If such a magical journey could take place today, and the oldsters could have that extraordinary pleasure, what a scene could be unfolded below us. Sweeping over the landscape from Tristram's Landing to Tom Never's old domain, ranging from Dionis on the north shore to Surfside on the south, a plethora of housing developments appear, blotting out the old familiar scenes, overcoming the sheep commons and changing the old homestead land to a bewildering degree. The vistas of the old have become aspects of the modern world. The old Nantucket Island landscape has taken on an appearance more in keeping with the mainland urban areas; a look which is a contrast, not a comparison, and may be termed alien and drab.

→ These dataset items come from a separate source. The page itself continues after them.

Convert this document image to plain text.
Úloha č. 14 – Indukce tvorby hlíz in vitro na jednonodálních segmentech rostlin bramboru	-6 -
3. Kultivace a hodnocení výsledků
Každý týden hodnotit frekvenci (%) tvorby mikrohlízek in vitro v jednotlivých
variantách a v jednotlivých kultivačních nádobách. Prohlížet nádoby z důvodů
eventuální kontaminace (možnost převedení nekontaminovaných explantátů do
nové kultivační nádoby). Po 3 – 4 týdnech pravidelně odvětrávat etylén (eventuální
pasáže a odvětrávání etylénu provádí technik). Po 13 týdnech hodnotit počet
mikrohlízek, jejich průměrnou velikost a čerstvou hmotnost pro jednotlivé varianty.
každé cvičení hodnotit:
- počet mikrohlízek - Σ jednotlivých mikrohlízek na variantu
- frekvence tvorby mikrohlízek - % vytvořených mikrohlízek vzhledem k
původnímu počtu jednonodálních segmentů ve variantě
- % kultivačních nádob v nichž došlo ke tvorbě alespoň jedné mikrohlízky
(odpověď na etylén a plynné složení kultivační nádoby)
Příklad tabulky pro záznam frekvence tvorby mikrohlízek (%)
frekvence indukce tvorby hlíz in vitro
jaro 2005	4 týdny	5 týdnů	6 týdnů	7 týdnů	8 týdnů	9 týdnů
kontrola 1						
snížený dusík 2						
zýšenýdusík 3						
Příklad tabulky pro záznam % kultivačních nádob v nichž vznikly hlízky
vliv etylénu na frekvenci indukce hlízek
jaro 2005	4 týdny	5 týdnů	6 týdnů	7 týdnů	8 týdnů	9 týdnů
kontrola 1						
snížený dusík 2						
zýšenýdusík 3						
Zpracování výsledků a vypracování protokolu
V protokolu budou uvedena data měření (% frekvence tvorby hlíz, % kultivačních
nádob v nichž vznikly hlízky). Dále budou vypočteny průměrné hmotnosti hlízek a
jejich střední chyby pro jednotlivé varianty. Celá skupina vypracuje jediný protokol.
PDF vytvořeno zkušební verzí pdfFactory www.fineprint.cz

Now the magic carpet changes direction, and sweeps over the old town. Here evidence of the modern trends betrays itself. Many of the streets leading from the historic Main Street square contained homes, dwellings identified with the town's development of more than a century and a quarter ago, that now have become swallowed up by commercial use. The demands of business ventures are evident on every land. The inherent dangers to the preservation of the old town are all too evident.

A poet of the last century once wrote about one's homeland, stating in a simple poetic phrase, "They loved the land because it was their own." Do those who are the new owners lay claim to it because they feel the same way? If it were possible for the magic carpet to convey these present possessors back into time, for a view of the scene in 1885, and then, with a flourish of the woven strands, again sweep over the same landscape - would they understand that what we have lost can never be regained?